Senator Ted Cruz is pressing forward with legislation that would strip tax-exempt status from nonprofits that fund political violence, as the Justice Department launches a formal investigation into the financial network of tech tycoon Neville Roy Singham. Acting Attorney General Todd Blanche has authorized U.S. Attorney for the Southern District of New York Jay Clayton to examine the financial workings of a nonprofit constellation that Cruz and fellow Republicans argue has operated under the cover of tax-exempt law to fund disruptive activity across the country.
The Bill and What It Would Change
Cruz introduced the Stop Proxy Organizations Nurturing Subversive Operations and Riots Act — the SPONSOR Act — in March. The legislation targets a specific mechanism in the nonprofit sector: fiscal sponsorship, an arrangement in which a recognized 501(c)(3) acts as a financial conduit for affiliated projects, allowing those projects to receive tax-deductible donations without obtaining their own nonprofit status. Critics of the practice argue it creates a layer of separation between funders and ground-level activity, complicating oversight by law enforcement and tax authorities.

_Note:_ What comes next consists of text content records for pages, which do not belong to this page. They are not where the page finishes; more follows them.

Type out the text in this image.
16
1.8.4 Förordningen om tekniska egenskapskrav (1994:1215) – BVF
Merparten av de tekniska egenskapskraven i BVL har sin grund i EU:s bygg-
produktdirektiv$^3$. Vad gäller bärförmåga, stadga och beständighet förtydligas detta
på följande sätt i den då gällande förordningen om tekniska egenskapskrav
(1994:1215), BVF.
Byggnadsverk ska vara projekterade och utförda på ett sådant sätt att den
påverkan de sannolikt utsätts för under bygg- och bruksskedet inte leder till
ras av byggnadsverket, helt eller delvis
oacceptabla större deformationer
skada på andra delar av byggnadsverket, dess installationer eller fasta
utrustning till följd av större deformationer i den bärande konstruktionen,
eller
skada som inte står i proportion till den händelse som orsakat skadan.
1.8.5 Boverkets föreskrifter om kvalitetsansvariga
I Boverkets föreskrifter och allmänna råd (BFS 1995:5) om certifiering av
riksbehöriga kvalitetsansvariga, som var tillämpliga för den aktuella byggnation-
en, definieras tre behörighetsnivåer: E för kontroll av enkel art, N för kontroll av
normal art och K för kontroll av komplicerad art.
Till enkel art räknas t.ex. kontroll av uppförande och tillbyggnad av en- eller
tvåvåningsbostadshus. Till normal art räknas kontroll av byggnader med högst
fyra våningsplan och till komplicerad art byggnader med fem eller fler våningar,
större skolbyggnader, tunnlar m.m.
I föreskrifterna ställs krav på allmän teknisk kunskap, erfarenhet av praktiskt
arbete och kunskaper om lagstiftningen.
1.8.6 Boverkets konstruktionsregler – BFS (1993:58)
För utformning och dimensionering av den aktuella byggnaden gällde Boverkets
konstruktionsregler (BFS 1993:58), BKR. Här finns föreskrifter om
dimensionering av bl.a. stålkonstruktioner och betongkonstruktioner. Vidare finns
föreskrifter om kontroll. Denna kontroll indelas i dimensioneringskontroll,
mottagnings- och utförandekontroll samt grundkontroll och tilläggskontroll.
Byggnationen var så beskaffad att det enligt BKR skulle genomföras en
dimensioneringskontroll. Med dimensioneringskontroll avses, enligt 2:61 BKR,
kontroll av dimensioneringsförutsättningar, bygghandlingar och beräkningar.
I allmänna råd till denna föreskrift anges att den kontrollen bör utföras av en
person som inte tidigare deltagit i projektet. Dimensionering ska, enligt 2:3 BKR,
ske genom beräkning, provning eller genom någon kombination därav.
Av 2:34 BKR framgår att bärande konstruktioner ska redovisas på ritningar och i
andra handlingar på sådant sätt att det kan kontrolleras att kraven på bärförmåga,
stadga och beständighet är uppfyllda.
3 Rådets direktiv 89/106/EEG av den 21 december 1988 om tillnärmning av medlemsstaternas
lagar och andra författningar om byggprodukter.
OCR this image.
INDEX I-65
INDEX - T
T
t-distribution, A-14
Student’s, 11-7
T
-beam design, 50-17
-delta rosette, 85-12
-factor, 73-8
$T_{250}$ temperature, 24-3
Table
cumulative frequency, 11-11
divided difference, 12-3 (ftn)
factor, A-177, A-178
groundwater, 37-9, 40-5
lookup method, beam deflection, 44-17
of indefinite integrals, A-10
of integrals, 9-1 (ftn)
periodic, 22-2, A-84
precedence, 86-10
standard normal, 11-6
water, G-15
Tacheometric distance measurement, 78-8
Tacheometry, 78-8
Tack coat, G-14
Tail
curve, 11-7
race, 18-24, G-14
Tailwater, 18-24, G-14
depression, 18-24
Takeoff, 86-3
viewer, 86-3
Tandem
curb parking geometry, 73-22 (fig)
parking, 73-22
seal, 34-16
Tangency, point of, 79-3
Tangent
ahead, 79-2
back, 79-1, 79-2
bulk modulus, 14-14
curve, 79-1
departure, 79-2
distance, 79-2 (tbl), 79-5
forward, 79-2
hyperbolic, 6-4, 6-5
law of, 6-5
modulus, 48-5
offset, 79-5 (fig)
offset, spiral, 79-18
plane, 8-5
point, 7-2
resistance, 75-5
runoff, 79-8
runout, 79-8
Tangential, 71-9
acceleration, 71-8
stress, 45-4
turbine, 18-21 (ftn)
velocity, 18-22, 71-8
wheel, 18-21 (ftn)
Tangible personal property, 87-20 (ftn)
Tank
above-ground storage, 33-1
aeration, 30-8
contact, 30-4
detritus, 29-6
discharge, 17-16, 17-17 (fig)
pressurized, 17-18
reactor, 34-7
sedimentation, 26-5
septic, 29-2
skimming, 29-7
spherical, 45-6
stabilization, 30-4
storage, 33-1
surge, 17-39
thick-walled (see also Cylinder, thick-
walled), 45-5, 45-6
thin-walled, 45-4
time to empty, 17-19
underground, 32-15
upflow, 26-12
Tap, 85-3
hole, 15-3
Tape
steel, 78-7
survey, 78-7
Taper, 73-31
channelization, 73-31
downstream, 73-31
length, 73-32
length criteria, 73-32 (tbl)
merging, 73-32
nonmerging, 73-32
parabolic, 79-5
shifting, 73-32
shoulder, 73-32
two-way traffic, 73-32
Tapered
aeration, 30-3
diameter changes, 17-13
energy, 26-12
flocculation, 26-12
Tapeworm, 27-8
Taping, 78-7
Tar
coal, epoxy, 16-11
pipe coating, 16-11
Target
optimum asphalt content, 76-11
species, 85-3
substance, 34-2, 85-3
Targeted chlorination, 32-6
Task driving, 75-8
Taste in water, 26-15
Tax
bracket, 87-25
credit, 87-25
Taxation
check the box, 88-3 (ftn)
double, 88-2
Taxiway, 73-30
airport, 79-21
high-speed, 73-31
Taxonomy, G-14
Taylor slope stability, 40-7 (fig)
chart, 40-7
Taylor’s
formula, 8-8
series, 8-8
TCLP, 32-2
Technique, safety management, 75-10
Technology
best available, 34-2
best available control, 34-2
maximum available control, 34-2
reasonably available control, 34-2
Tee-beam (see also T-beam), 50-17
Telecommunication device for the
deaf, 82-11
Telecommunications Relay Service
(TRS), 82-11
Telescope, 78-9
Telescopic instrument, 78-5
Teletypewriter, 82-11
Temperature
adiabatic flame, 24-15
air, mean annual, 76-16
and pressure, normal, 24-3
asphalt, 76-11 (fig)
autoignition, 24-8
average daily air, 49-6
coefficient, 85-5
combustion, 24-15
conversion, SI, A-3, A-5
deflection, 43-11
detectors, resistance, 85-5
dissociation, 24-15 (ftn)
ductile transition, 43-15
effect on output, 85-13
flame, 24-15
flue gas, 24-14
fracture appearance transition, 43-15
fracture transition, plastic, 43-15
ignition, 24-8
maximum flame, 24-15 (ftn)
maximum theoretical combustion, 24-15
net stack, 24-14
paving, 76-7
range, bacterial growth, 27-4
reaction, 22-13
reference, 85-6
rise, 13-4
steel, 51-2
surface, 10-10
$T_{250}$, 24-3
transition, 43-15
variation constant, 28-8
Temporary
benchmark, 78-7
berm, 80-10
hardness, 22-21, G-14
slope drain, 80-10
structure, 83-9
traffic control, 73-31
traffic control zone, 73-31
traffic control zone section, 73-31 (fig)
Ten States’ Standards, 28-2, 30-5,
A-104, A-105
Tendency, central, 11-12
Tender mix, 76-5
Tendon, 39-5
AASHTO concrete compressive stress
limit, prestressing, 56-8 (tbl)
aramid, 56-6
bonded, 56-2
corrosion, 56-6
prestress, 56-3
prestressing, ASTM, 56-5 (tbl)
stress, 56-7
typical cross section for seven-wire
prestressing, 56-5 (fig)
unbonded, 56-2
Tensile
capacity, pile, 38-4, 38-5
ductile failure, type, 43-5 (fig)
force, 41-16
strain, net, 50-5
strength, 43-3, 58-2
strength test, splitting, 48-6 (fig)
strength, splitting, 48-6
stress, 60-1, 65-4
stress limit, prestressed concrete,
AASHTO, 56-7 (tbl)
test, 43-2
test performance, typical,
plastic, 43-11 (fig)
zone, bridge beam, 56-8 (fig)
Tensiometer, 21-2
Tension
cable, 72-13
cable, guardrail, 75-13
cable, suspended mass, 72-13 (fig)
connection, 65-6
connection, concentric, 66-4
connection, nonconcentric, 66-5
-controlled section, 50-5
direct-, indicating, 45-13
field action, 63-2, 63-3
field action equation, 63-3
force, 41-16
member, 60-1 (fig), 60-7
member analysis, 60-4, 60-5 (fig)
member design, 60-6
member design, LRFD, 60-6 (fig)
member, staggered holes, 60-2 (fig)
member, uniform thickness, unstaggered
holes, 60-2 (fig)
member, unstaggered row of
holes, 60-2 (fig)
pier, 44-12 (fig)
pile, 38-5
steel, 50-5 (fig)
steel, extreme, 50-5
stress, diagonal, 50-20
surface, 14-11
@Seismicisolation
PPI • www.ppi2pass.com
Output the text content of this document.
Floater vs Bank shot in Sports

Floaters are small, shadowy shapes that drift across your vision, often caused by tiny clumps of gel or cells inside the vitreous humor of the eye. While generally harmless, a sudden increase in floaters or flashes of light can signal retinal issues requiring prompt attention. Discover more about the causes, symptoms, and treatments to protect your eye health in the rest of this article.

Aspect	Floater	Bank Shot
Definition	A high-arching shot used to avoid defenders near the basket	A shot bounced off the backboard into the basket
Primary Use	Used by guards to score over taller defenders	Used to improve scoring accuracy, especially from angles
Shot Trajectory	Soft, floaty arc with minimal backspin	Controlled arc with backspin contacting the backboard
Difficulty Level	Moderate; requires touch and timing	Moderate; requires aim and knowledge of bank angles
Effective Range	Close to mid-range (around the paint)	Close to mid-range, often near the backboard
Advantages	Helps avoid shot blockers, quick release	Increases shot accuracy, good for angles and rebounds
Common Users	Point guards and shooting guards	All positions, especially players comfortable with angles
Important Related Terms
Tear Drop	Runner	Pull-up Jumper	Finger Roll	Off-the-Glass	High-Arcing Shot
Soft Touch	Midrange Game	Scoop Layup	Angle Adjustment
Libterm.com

Under the SPONSOR Act, 501(c)(3) organizations would become criminally and civilly liable for legal violations committed by the groups they sponsor. Cruz, who chairs the Senate Judiciary Subcommittee on Federal Courts, Oversight, Agency Action and Federal Rights, framed the measure as closing loopholes in the Internal Revenue Code that allow radical actors to operate with relative impunity. The bill is co-sponsored by Senator Ted Budd of North Carolina, and a House companion version was introduced by Representative Nathaniel Moran of Texas.
The Singham Network: Donor-Advised Funds and Fiscal Chains
The DOJ probe centers on Singham, a U.S. citizen who now lives in Shanghai. According to a Fox News Digital investigation cited by Cruz's office, Singham has routed $278 million into a broad network of nonprofits since 2017, partly through Goldman Sachs Donor Advised Philanthropy Fund For Wealth Management Inc. — a donor-advised fund. Among the disclosed flows, $22.44 million passed to The People's Forum Inc., a 501(c)(3) based in Manhattan that serves as a hub for several affiliated organizations.
The People's Forum lists Venceremos Brigade — an organization with longstanding ties to Cuban government officials — as a fiscally-sponsored project. ICE Out of New York, which coordinates protests against federal immigration operations, also hosts events at The People's Forum. Singham's wife, Jodie Evans, co-founded CodePink, a 501(c)(3) that Senator Jim Banks of Indiana said has directly confronted him on Capitol Hill. Fox News Digital has identified direct funding from Singham to CodePink.
Congressional Pressure Builds
Banks went further than most of his colleagues, calling Singham a "traitor" with loyalties to the Chinese Communist Party. The framing reflects a broader Republican effort to characterize Singham's philanthropic activity not merely as political opposition but as a foreign-influence operation dressed in nonprofit garb.
Cruz argues the existing regulatory architecture is inadequate: absent changes to the Internal Revenue Code, sponsored entities can shield themselves from scrutiny by staying beneath the detection threshold of both tax authorities and law enforcement. The DOJ investigation, if it follows the financial flows Cruz's legislation is designed to expose, will test whether the existing legal framework is already sufficient — or whether Congress needs to act to give prosecutors more traction.